I recently accepted a role back in with the hospitality sector, I start tomorrow at 9a. It is a bit of a mixed bag of emotions for me - when is it never though? I have come to several realizations over the past couple of weeks with the help of my friends and Oprah’s Lifeclass - don’t laugh. Some think that she is the devil and others god but I just have been open recently to receive positive energy and it has been a slow process, but I am changing my ideas on things. I believe for the better. If you have been following me for any amount of time you may recall a book that I read about a year ago by Iyanla Vanzant. Well, Oprah had her on and she spoke to me once again. Her words speak so much truth to me that is relevant to me day/day. Maybe I will re-post some of my favorite quotes again from the book here soon in case you’re new to my blog…
Anyways. The mixed bag is this. I left a very good job almost two years ago to pursue a career in photography and here i am back in the city after not completing university and back in hotels. This time however at an entry level position. Through all of my efforts, whatever the reason may be, I have not managed to get into a similar or higher position that I once held. I have had to let my ego go and allow this job take me to my next journey. Just from this personal experience over the last three months I know it to be a great struggle to let your ego go and what you believe you deserve and just allow yourself to be employed after being out of the workforce for two years. This is not a job that I am excited about in the least but I am excited to get back into the game and see where I can take it. I have been high up there before and who says I cannot climb even higher. This job is going to allow me an income to focus on my photography and also to continue to network and try to get in with the right photographers and people and follow what it is I want.
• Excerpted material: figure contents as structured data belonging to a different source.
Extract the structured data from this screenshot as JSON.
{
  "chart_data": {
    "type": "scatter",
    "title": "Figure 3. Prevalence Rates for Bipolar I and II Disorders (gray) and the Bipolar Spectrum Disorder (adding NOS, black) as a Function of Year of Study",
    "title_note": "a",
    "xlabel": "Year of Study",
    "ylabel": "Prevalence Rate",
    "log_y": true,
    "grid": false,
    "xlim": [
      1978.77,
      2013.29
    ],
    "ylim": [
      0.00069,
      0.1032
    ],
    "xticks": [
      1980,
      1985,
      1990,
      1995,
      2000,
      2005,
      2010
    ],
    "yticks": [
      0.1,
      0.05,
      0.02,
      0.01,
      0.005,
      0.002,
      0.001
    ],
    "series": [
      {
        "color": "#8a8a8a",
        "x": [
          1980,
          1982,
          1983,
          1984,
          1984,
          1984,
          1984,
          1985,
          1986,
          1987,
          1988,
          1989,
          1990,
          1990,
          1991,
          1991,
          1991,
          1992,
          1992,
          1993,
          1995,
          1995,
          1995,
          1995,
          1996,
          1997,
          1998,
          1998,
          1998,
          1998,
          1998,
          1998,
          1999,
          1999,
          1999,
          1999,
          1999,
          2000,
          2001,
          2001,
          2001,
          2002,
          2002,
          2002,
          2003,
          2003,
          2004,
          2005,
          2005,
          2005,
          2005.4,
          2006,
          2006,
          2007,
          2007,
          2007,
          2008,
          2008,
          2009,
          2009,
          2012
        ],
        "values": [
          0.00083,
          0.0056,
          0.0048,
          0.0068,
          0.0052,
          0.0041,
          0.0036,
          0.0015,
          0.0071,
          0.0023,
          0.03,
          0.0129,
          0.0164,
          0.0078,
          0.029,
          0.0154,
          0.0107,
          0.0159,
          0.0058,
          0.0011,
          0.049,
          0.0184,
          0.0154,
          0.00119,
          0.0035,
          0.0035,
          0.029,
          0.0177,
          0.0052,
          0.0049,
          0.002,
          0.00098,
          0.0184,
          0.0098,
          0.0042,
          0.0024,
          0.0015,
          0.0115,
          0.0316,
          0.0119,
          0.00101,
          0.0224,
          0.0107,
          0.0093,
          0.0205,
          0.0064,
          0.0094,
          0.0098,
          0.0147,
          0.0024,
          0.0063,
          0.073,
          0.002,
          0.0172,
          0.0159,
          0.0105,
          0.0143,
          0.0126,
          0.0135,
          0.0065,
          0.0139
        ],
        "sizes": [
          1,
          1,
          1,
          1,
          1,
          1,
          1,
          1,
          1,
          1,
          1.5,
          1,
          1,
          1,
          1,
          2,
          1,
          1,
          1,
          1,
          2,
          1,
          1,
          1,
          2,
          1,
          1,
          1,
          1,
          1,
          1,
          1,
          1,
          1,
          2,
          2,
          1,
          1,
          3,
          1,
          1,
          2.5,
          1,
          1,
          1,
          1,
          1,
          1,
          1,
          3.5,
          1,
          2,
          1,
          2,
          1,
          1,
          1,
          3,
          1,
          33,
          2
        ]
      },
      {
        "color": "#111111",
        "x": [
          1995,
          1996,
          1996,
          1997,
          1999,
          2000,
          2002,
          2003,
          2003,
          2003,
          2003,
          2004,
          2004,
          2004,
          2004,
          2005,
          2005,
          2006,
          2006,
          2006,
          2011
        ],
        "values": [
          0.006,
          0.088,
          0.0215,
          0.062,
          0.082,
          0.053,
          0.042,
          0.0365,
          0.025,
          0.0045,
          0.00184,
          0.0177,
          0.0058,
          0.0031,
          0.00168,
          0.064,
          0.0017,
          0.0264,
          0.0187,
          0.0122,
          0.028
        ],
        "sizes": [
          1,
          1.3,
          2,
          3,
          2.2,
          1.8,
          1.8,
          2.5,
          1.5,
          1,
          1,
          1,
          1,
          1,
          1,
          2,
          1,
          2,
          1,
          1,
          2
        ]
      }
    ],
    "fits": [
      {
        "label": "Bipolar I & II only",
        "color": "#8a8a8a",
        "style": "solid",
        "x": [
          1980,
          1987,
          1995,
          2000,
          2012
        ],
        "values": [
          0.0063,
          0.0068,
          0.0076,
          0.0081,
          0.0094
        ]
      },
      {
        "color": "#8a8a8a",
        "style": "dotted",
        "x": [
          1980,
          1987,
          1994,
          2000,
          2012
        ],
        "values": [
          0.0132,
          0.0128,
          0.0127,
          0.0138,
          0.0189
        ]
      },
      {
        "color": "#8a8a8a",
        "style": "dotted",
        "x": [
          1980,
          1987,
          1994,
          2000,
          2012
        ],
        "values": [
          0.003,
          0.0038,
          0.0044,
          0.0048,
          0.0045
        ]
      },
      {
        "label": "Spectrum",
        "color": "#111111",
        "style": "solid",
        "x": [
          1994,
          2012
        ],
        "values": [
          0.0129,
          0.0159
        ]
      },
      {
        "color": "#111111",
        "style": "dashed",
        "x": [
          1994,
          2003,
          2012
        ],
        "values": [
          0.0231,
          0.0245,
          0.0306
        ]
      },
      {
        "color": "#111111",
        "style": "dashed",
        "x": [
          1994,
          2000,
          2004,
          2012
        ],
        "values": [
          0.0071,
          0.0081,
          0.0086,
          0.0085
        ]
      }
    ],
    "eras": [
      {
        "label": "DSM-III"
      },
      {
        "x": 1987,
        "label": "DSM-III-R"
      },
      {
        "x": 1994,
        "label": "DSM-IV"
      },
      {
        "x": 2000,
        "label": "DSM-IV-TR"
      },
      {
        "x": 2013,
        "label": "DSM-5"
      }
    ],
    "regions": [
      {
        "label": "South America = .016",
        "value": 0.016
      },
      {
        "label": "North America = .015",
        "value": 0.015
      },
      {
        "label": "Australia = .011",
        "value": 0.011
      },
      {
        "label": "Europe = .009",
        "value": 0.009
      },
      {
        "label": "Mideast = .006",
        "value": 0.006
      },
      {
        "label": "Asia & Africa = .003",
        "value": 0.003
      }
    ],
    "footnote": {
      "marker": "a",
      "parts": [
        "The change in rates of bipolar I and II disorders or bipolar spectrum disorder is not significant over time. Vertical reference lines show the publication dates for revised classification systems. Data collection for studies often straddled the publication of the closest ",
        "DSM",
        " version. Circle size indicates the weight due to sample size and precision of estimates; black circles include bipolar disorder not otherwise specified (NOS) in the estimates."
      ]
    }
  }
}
I am nervous walking into this hotel tomorrow and have everyone ask me ‘so what did you do before this’ then after telling them to see the look on their face as if to speak ‘what the hell are you here for then and not out there…’. I believe it is going to take a lot of energy to overcome my ego in the next coming days and trust in myself. To tell myself that I am not defined but a job, my friends, family, my art, past actions…Those do not truly define me. They do not tell the rounded story of who I am at my core. I am going to walk out of here tomorrow morning strong and hopefully will just be able to keep it all in check and stay positive.
I have witnessed one particular man allow his ego get to him and he ran his family into bankruptcy, foreclosure, family suicide, all for what? Because he felt less of a man to take on a job that he felt that was beneath him. I have made the decision not to allow my ego or my past to control me as who i am today and keep me in the past. It will only keep me in the past and not in the now and in the progression of the greatness is to come.